Tanggal 28 Oktober diperingati sebagai Hari Sumpah Pemuda. Hari besar ini menjadi sangat penting karena di situlah awal mula deklarasi pemuda bersatu dan terwujudnya Bahasa Indonesia. Ada satu tokoh yang sangat berperan penting dalam momen ini, yaitu Muhammad Yamin.
Pria yang lahir pada 23 Agustus 1903 Salahwunto Sumatra Barat ini adalah penulis naskah sumpah pemuda dan berperan sebagai sekertaris pada Kongres Pemuda II 1928. Ia juga tokoh yang menggagas Bahasa Indonesia sebagai bahasa persatuan dari jauh-jauh hari sebelum sumpah pemuda lahir.
Dalam buku Surtrisno Kutoyo yang berjudul Prof. H. Muhammad Yamin SH. Cita-CIta dan Perjuangan Seorang Bapak Bangsa, Muhammad Yamin dikenal memiliki pribadi yang senang membaca, menulis serta tekun dalam belajar. Dalam urusan pendididkan, ternyata Muhammad Yamin sering berpindah-pindah sekolah, karena memilih sekolah dengan pelajaran dan suasana yang benar cocok dengan dirinya.
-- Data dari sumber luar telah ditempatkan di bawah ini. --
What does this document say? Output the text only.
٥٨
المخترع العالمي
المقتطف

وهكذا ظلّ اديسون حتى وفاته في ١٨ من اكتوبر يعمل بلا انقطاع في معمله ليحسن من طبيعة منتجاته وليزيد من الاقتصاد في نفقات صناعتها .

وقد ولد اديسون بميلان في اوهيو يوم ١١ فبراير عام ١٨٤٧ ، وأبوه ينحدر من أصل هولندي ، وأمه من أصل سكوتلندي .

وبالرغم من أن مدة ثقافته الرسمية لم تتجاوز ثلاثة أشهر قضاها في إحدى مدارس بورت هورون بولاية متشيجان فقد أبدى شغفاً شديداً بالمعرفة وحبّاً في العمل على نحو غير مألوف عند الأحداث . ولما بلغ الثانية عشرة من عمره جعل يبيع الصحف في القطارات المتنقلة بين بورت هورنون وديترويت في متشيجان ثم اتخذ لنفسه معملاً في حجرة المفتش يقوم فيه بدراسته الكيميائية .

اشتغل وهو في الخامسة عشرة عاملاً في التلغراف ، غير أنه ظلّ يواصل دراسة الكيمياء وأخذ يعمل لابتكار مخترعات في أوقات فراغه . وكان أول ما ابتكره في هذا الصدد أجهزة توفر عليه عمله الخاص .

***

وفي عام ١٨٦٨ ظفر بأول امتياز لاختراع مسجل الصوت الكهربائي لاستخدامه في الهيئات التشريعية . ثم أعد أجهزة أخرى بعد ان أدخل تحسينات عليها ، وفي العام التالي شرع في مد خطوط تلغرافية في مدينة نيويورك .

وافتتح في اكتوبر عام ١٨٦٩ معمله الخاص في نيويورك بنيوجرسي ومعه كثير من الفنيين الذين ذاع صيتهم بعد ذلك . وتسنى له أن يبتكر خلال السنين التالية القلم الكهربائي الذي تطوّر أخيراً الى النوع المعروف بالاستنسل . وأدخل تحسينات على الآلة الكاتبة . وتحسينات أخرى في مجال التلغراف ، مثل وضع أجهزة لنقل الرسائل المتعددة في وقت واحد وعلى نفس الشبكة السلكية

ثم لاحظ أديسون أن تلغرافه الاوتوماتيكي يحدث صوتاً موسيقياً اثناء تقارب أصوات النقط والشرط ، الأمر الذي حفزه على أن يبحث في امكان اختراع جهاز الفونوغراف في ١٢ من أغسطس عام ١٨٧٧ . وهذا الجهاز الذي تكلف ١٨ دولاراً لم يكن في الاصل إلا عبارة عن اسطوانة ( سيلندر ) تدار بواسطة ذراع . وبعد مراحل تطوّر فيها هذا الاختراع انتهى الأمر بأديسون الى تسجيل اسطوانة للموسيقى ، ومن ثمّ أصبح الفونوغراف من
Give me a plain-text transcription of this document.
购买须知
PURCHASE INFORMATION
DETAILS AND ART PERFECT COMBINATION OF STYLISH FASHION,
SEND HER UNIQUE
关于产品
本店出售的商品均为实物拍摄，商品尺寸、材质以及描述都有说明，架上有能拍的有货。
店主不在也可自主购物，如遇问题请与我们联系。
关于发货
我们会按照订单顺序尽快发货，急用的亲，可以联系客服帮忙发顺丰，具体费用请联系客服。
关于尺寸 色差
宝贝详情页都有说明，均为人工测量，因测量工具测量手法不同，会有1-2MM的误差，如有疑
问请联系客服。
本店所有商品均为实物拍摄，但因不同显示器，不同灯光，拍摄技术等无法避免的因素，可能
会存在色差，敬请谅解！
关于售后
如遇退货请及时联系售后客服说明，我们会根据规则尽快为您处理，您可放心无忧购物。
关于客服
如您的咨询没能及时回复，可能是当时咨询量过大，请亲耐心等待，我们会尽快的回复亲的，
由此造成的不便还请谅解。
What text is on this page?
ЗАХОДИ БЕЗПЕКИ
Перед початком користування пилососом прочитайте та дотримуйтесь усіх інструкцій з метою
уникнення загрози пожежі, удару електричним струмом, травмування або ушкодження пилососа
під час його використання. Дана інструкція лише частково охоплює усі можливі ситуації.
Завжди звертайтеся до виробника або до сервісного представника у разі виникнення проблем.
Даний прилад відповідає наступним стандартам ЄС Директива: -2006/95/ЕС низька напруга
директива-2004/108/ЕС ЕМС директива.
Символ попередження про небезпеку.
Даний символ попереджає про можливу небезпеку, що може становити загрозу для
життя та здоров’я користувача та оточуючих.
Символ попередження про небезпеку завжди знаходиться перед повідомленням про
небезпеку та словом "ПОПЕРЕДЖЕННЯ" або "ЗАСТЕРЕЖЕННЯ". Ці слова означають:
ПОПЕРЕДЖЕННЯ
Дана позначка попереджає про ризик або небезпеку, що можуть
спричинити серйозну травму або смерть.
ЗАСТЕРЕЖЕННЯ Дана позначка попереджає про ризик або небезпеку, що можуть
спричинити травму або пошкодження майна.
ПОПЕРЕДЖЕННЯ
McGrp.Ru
Awalnya ia belajar di Sekolah Melayu atau Sekolah Dasar Bumiputar Angka II yang berjalan selama lima tahun dan tidak diajarkan Bahasa Belanda. Lalu pindah ke Sekolah Dasar Angka I yang berkembang menjadi Holland Inlandsche School (HIS) yang menggunakan Bahasa Belanda sebagai pengantar.
Lalu setelah menerima diploma HIS, ia menuju ke Bogor untuk meneruskan pendidikannya dan masuk ke Sekolah Dokter Hewan. Karena merasa tidak tertarik dengan hewan serta penyakitnya, tak lama kemudian ia pindah ke Sekolah Pertanian (Landbouwschool) yang ada di Bogor juga. Namun, ia akhirnya pindah lagi ke Surakarta dan memasuki Algemee Middelbare School (AMS) bagian AI, yaitu jurusan Oostersch Letterkundige Afdeling yang mempelajari tentang sastra budaya, dan bahasa. Pada tahun 1927 ia menuju ke Jakarta dan melanjutkan studinya ke Sekolah Tinggi Hukum, Rechts Hooge School (RHS). Ia menyelesaikan pendidikan di jurusan Hukum Sipil dan Hukum Antar Bangsa dengan gelar Meester in de Rechts. Sejak saat itu nama lengkapya menjadi Mr. Muhammad Yamin.
Muhammad Yamin memiliki jiwa seni yang tinggi, terbukti dengan karya sajak dan syair yang ia miliki sejak muda. Karya seninya menggambarkan kehidupannya seperti sajak berjudul Hijau Tampaknya Bukit Barisan dan Gita Gembala, serta sajak yang menggambarkan kekagumannya pada keindahan alam Indonesia dalam judul Indonesia Tanah Tumpah Darah.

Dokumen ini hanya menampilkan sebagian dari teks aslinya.